Nacional

Giallos faz ode à cultura afro-brasileira em “Atravessou o Ebó”; disco foi lançado no Dia da Consciência Negra

“Atravessou o Ebó” é o quarto álbum da banda de Santo André (SP)

De tempos em tempos temos pessoas perguntando, por onde andam as bandas de rock? Certa vez Lee Ranaldo, do Sonic Youth, disse para o jornalista Lucas Brêda durante entrevista para a Folha de S. Paulo a seguinte frase “A maioria do rock mainstream soa cansado, velho e nostálgico. O que há de interessante está no underground.”

O músico estadounidense ainda continua: “O rock hoje é uma forma de arte velha. As pessoas estão trabalhando com batidas eletrônicas e computadores. O R&B e o hip-hop estão substituindo em popularidade. Mas, enfim, quando o Sonic Youth foi à Europa nos anos 1980, a pessoas já diziam que guitarras eram ultrapassadas.”

Por esta razão acompanhar bandas que escolhem fugir de tudo que os coachs musicais dizem que “se deve fazer” atrás de argumentos como “é imprescindível”, “você precisa ter em mente” ou “é impossível produzir música hoje em dia sem…” acaba também sendo um ato transgressor por si só.

Em 2016, em um momento intenso na política brasileira (tem coisas que não mudam, né?) o Giallos lançou o disco Amor Só de Mãe e escrevemos na época. Eles inclusive participaram da coletânea homenageando os Titãs, “O Pulso Ainda Pulsa” que organizamos naquele ano produzindo uma versão para a emblemática “Nome Aos Bois“.

No Dia da Consciência Negra (20/11) foi a vez de apresentar para o mundo o quarto álbum de estúdio da banda do ABC paulista, Atravessou o Ebó.

O disco foi produzido, gravado, mixado e masterizado por Marcos Maurício (Nômade Orquestra) entre dezembro de 2022 e novembro de 2023, nos estúdios 74 e Morning Birds, e traz consigo uma série de novidades.

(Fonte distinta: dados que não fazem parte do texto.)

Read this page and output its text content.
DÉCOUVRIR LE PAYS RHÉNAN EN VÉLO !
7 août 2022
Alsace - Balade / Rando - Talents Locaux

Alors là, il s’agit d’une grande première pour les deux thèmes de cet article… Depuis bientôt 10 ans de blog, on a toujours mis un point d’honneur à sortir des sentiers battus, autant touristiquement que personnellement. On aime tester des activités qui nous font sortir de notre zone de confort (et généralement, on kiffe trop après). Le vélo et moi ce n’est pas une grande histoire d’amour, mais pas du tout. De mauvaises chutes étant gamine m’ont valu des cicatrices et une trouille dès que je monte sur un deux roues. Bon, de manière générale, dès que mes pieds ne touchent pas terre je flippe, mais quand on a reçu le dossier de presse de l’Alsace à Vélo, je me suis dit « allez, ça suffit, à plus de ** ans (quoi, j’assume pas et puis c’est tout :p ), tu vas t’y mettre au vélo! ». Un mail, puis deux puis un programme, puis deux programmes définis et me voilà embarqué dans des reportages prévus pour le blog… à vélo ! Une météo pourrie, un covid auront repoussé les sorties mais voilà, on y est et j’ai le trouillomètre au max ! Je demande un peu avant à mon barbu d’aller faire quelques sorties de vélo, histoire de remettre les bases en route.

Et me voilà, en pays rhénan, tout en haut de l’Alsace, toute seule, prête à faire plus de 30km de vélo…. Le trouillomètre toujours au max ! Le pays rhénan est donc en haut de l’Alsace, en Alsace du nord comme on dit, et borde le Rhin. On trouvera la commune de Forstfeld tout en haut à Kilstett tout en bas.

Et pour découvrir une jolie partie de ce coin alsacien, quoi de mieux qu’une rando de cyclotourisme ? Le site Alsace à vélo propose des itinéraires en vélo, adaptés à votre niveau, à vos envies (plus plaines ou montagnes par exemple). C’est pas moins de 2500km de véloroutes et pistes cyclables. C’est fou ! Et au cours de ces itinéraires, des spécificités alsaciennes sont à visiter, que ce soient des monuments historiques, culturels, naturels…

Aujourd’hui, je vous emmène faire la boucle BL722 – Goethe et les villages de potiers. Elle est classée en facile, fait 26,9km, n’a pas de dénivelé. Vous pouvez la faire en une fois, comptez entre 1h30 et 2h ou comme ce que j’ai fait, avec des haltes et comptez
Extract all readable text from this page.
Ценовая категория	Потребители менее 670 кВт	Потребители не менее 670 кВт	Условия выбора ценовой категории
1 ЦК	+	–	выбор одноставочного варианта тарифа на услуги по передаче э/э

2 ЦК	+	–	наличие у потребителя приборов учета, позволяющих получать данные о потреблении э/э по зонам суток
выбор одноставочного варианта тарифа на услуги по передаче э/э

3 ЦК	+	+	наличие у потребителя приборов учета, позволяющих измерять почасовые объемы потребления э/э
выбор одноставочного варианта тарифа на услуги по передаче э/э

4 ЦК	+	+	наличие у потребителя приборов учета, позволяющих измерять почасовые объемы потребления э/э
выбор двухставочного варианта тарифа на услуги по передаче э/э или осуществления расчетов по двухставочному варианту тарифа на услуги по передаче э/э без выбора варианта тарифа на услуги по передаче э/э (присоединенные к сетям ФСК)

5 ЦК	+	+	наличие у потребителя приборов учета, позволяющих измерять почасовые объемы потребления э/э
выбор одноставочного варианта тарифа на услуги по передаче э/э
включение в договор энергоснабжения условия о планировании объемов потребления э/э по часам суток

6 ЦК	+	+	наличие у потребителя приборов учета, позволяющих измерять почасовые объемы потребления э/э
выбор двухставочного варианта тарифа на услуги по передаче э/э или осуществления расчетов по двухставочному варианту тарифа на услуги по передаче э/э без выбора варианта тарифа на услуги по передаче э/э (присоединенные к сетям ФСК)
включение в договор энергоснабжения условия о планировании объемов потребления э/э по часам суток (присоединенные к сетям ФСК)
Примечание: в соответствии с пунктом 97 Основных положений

Giallos “Atravessou o Ebó” – Capa Por: Flávio Lazzarin / Foto Por: Maristela Raineri

Giallos Atravessou o Ebó

Atravessou o Ebó é o primeiro lançamento com a nova formação do quarteto. Ele marca oficialmente a entrada de Mabu Reis, que desde 2021 integra a formação com seu trombone. O produtor do disco, Marcão, também assinou alguns baixos e teclados presentes no álbum. O registro conta com participações de Carol Cavesso (Abacaxepa), nos vocais, Marco Pablo (Projetonave), slide guitarra, e Marian Sarine (Deafkids/Sarine), na percussão.

O vocalista Claudio Cox toca theremin e maracas, completam a formação do GiallosFlávio Lazzarin (bateria), Luiz Galvão (guitarra) Mabu Reis (trombone). O disco reúne ao todo 13 canções.

‘”Atravessou o Ebó” é uma ode à cultura popular, principalmente a cultura afro-brasileira, a gafieira, as crenças, os ditos. Tudo isso somado a já característica sonoridade e  linguagem que a banda construiu ao longo dos seus 13 anos de (r)existência, que vai do cinema explotation ao free jazz.’, conta Claudio Cox 

O punk rock, o cinema, as subculturas, a miscelânea cultural à brasileira e free jazz são entidades imutáveis na obra do Giallos. O grito de resistência sempre esteve ali, o grande adendo do novo material é justamente trazer toda força dos ritmos da diáspora africana para o primeiro plano. O niilismo, a raiva guardada, as injustiças, a ironia, a força de existir e os contrastes sociais do país reverberam através das letras ácidas com um humor bastante sarcástico, provocador e peculiar.

O garage rock, o blues, a improvisação, o spoken word entram como recursos para dar a dramaticidade e o campo gravitacional das apresentações da banda que aliás faz show de lançamento em São Paulo na Associação Cecília Cultural no dia 06/12 ao lado do Sky Down, também do ABC paulista.

O que seria Ebó?

A palavra Ebo (Ebó) vem do idioma yorùbá e significa oferenda, sacrifício ou troca de elementos com os Orixás. O principal objetivo do Ebó é transformar ou equilibrar dificuldades, seja na saúde, trabalho, família, amor, justiça ou em outras situações da vida. Para os yorubás, tudo que é realizado como trabalho ou oferenda aos Orixás é chamado de ebó.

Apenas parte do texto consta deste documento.